# What is an event schema?

A Jupyter event schema defines the _shape_ and _type_ of an emitted event instance. This is a key piece of Jupyter Events. It tells the event listeners what they should expect when an event occurs.

In the {ref}`first-event`, you saw how to register a schema with the `EventLogger`.

In the next section, {ref}`defining-schema`, you will learn how to define a new schema.

_So what exactly happens when we register a schema?_

```python
from jupyter_events.logger import EventLogger

schema = """
$id: http://myapplication.org/example-event
version: "1"
title: Example Event
description: An interesting event to collect
properties:
   name:
      title: Name of Event
      type: string
"""

logger = EventLogger()
logger.register_event_schema(schema)
```

First, the schema is validated against [Jupyter Event's metaschema](https://github.com/jupyter/jupyter_events/tree/main/jupyter_events/schemas/event-metaschema.yml). This ensures that your schema adheres minimally to Jupyter Event's expected form (read about how to define a schema [here](../user_guide/defining-schema.md)).
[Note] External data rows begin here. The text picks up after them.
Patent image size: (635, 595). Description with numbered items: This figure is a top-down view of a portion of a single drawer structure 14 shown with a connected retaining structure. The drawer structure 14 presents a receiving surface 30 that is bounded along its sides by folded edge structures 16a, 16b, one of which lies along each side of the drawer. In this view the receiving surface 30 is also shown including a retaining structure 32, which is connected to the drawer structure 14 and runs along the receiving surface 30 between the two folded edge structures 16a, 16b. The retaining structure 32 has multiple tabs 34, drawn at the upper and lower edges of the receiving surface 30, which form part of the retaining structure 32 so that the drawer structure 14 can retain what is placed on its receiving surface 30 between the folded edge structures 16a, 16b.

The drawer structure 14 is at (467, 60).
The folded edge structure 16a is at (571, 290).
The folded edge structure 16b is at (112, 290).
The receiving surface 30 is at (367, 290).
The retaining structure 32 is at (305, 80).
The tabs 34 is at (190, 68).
Second, a `jsonschema.Validator` is created and cached for each one of your event schemas in a "schema registry" object.

```python
print(logger.schemas)
```

```
Validator class: Draft7Validator
Schema: {
  "$id": "myapplication.org/example-event",
  "version": "1",
  "title": "Example Event",
  "description": "An interesting event to collect",
  "properties": {
    "name": {
      "title": "Name of Event",
      "type": "string"
    }
  }
}
```

The registry's validators will be used to check incoming events to ensure all outgoing, emitted events are registered and follow the expected form.

Lastly, if an incoming event is not found in the registry, it does not get emitted. This ensures that we only collect data that we explicitly register with the logger.